Russia has underlined Europe’s dependence on its gas, while keeping EU powers guessing over its next move on Ukraine.
Germany was to blame for record-high gas prices in Europe because it was trying to profit from Poland and Ukraine instead of shipping gas further west, Russian leader Vladimir Putin said at his end-of-year TV press conference on Thursday (23 December).
“They turned this route [the Yamal pipeline from Russia to Germany] into reverse from Germany to Poland … Why? Because we supply gas to Germany under long-term contracts and the price is three-to-four, [even] six-to-seven times cheaper than on spot [markets]. Just reselling 1 billion cubic metres one can earn $1 billion,” he said.
“Instead of shipping gas to Poland and then to Ukraine … wouldn’t it be better to ship it further to Europe and impact the spot price?”, he added.
His comments had the usual intention of trying to drive a wedge between EU allies.
But they also drew attention to Europe’s vulnerability to Russian gas cut-offs in the event of a new invasion of Ukraine.
The EU and US have warned that if Putin ordered new aggression they would strike at Russian energy exports, including by shutting down Russia’s new Nord Stream 2 gas pipeline to Germany.
But their warnings come amid a gas-supply crunch in Europe which many have said was engineered by Russia as part of its “hybrid” tactics on the Ukraine conflict.
And for his part, Italian prime minister Mario Draghi has also said the EU warnings sounded like a bluff given market conditions.
“What deterrence [against Russia] can Europe deploy?”, he said in Rome on Wednesday.
“Do we have missiles, ships, cannons, armies? At the moment, no … We Europeans have at most some sort of economic deterrence,” he noted.
“But even here, we need to think a moment. If we want to impose sanctions that also include gas … are we really capable of doing it in a strong enough fashion at the right moment? Clearly the answer is: ‘No’,” Draghi said.
For their part, France and Germany also spoke out on Thursday, urging all parties to stop fighting in east Ukraine.
“We urge the sides to respect the ceasefire and to continue discussions on further steps in the humanitarian field, e.g. the opening of crossing points and the exchange of detainees,” the French and German foreign ministries said.
The EU’s foreign affairs chief Josep Borrell likewise urged dialogue. “The EU believes that dialogue, negotiation, and cooperation are the only means to overcome disputes,” Borrell said.
They spoke after Putin surged troops to Ukraine’s border and demanded that Nato pulled out its forces from eastern Europe.
Russia and the US aimed to start talks on the security crisis in January, while EU states were to take part via parallel discussions in Nato and in the Organisation for Security and Cooperation in Europe.
And in the meantime, Putin continued to keep the West guessing on his next move.
“This [conflict with the West] is not our [preferred] choice, we do not want this,” he said on Thursday.
But Nato had “brazenly tricked” Russia after the end of the Cold War by expanding further east, he added.
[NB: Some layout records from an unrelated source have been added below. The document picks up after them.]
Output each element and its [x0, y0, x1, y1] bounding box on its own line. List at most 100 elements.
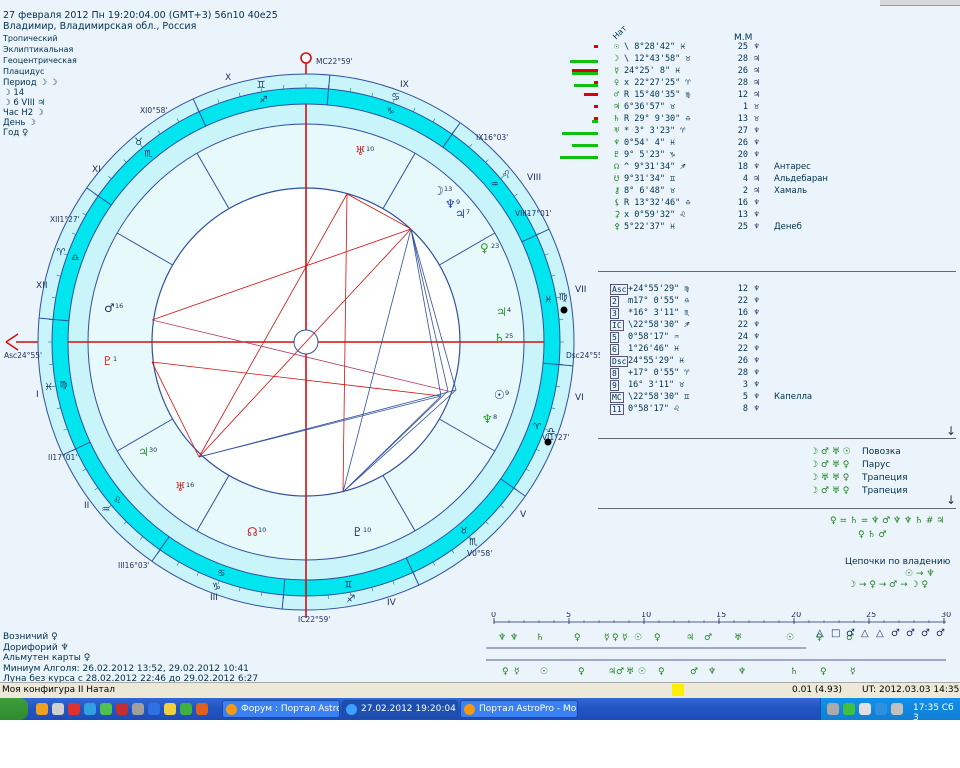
mm-value: 28	[737, 368, 748, 378]
axis-tick-label: 15	[716, 612, 726, 619]
config-name: Повозка	[862, 447, 901, 457]
quicklaunch-icon[interactable]	[132, 703, 144, 715]
ruler-icon: ♆	[754, 284, 760, 294]
zodiac-ruler-icon: ♓	[544, 296, 552, 306]
ruler-icon: ♆	[754, 368, 760, 378]
quicklaunch-icon[interactable]	[84, 703, 96, 715]
quicklaunch-icon[interactable]	[196, 703, 208, 715]
planet-glyph-icon: ♅	[614, 126, 620, 136]
system-tray: 17:35 Сб 3	[820, 698, 960, 723]
zodiac-ruler-icon: ♑	[387, 107, 395, 117]
start-button[interactable]	[0, 698, 28, 720]
mm-value: 20	[737, 150, 748, 160]
mm-value: 25	[737, 222, 748, 232]
fixed-star: Альдебаран	[774, 174, 828, 184]
fixed-star: Антарес	[774, 162, 811, 172]
planet-degree: 13	[444, 185, 452, 193]
cusp-row: MC \22°58'30" ♊ 5 ♆ Капелла	[598, 392, 958, 404]
cusp-position: 24°55'29" ♓	[628, 356, 685, 366]
zodiac-sign-icon: ♌	[502, 170, 511, 181]
scroll-down-icon[interactable]: ↓	[946, 424, 956, 438]
taskbar-item-chart[interactable]: 27.02.2012 19:20:04	[342, 700, 458, 718]
axis-planet-icon: ♅	[626, 667, 634, 677]
planet-degree: 4	[507, 306, 511, 314]
config-glyphs: ☽ ♂ ♅ ♀	[810, 460, 850, 470]
ruler-icon: ♆	[754, 210, 760, 220]
firefox-icon	[464, 704, 475, 715]
config-glyphs: ☽ ♂ ♅ ☉	[810, 447, 851, 457]
planet-glyph-icon: ♃	[138, 445, 149, 459]
window-controls[interactable]	[880, 0, 960, 6]
ruler-icon: ♉	[754, 114, 760, 124]
zodiac-ruler-icon: ♒	[491, 180, 499, 190]
quicklaunch-icon[interactable]	[116, 703, 128, 715]
aspect-icon: △	[861, 628, 869, 639]
planet-glyph-icon: ♀	[480, 241, 489, 255]
tray-icon[interactable]	[891, 703, 903, 715]
planet-row: ⚸ R 13°32'46" ♎ 16 ♆	[598, 198, 958, 210]
axis-planet-icon: ♆	[708, 667, 716, 677]
planet-glyph-icon: ♃	[496, 305, 507, 319]
tray-icon[interactable]	[827, 703, 839, 715]
ruler-icon: ♉	[754, 102, 760, 112]
axis-planet-icon: ♀	[820, 667, 827, 677]
cusp-label: Dsc24°55'	[566, 351, 600, 360]
cusp-id: 2	[610, 296, 619, 307]
natal-chart-wheel[interactable]: ♈♎♉♏♊♐ ♋♑♌♒♍♓♎♈♏♉♐♊♑♋♒♌♓ ♍IIIIII IVVVIVIIVI…	[0, 40, 600, 640]
planet-position: x 0°59'32" ♌	[624, 210, 686, 220]
planet-glyph-icon: ♅	[175, 480, 186, 494]
axis-planet-icon: ♆	[510, 633, 518, 643]
aspect-icon: △	[876, 628, 884, 639]
cusp-row: 5 0°58'17" ♒ 24 ♆	[598, 332, 958, 344]
strength-bar-green	[592, 120, 598, 123]
planet-glyph-icon: ♄	[614, 114, 620, 124]
status-bar: Моя конфигура II Натал 0.01 (4.93) UT: 2…	[0, 682, 960, 698]
quicklaunch-icon[interactable]	[180, 703, 192, 715]
planet-glyph-icon: ♄	[494, 331, 505, 345]
planet-degree: 10	[366, 145, 374, 153]
chart-location-line: Владимир, Владимирская обл., Россия	[3, 21, 197, 32]
ruler-icon: ♆	[754, 150, 760, 160]
status-left: Моя конфигура II Натал	[2, 685, 116, 695]
mm-value: 25	[737, 42, 748, 52]
taskbar-item-forum[interactable]: Форум : Портал Astro...	[222, 700, 340, 718]
planet-position: R 29° 9'30" ♎	[624, 114, 691, 124]
taskbar-item-portal[interactable]: Портал AstroPro - Mo...	[460, 700, 578, 718]
cusp-position: 0°58'17" ♌	[628, 404, 680, 414]
aspect-icon: ♂	[906, 628, 915, 639]
house-number: XI	[92, 165, 101, 175]
planet-degree: 25	[505, 332, 513, 340]
tray-icon[interactable]	[875, 703, 887, 715]
planet-row: ♆ 0°54' 4" ♓ 26 ♆	[598, 138, 958, 150]
quicklaunch-icon[interactable]	[68, 703, 80, 715]
planet-row: ☋ 9°31'34" ♊ 4 ♃ Альдебаран	[598, 174, 958, 186]
planet-position: 9°31'34" ♊	[624, 174, 676, 184]
mm-value: 3	[742, 380, 748, 390]
planet-degree: 8	[493, 413, 497, 421]
quicklaunch-icon[interactable]	[36, 703, 48, 715]
quicklaunch-icon[interactable]	[148, 703, 160, 715]
quicklaunch-icon[interactable]	[164, 703, 176, 715]
mm-value: 12	[737, 284, 748, 294]
strength-bar-green	[572, 72, 598, 75]
mm-value: 13	[737, 114, 748, 124]
quicklaunch-icon[interactable]	[52, 703, 64, 715]
house-number: III	[210, 593, 218, 603]
axis-planet-icon: ♆	[498, 633, 506, 643]
separator-3	[598, 508, 956, 509]
cusp-dot	[560, 306, 568, 314]
quicklaunch-icon[interactable]	[100, 703, 112, 715]
tray-icon[interactable]	[843, 703, 855, 715]
planet-glyph-icon: ⚳	[614, 210, 621, 220]
ruler-icon: ♆	[754, 42, 760, 52]
cusp-position: 1°26'46" ♓	[628, 344, 680, 354]
planet-row: ♃ 6°36'57" ♉ 1 ♉	[598, 102, 958, 114]
scroll-down-icon[interactable]: ↓	[946, 493, 956, 507]
planet-position: 5°22'37" ♓	[624, 222, 676, 232]
tray-icon[interactable]	[859, 703, 871, 715]
axis-planet-icon: ♂	[704, 633, 712, 643]
strength-bar-red	[594, 45, 598, 48]
lower-info-row: Дорифорий ♆	[3, 642, 69, 653]
house-number: VII	[575, 285, 586, 295]
blank-area	[0, 720, 960, 768]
“There should be no further Nato movement to the east. The ball is in their court, they should answer us with something,” he said.
“You must give us guarantees, and immediately – now,” Putin said.
His forces, the same day, conducted drills designed to simulate seizure of extra Ukrainian territory.
And Russian mercenaries had begun deploying in Russia-occupied east Ukraine in ever greater numbers, Russian sources told the Reuters news agency.
“There is a full house. They are gathering everybody with combat experience,” one Russian source said.
“The current deployments are versatile. They keep Russia’s options open and therefore keep the defender guessing,” Keir Giles, an associate fellow at London’s Chatham House think-tank, said.
Meanwhile, Nato has put its rapid reaction forces in eastern Europe on high alert in case any new conflict spread beyond Ukraine’s borders, according to German daily Die Welt.
And “it’s possible that in case of escalation [in Ukraine], or, if we see that Belarus could be finally occupied [by Russia], extra Nato troops could be deployed in Lithuania,” Lithuania’s defence chief, lieutenant general Valdemaras Rupsys, told Lithuanian news website 15 minutes on Thursday.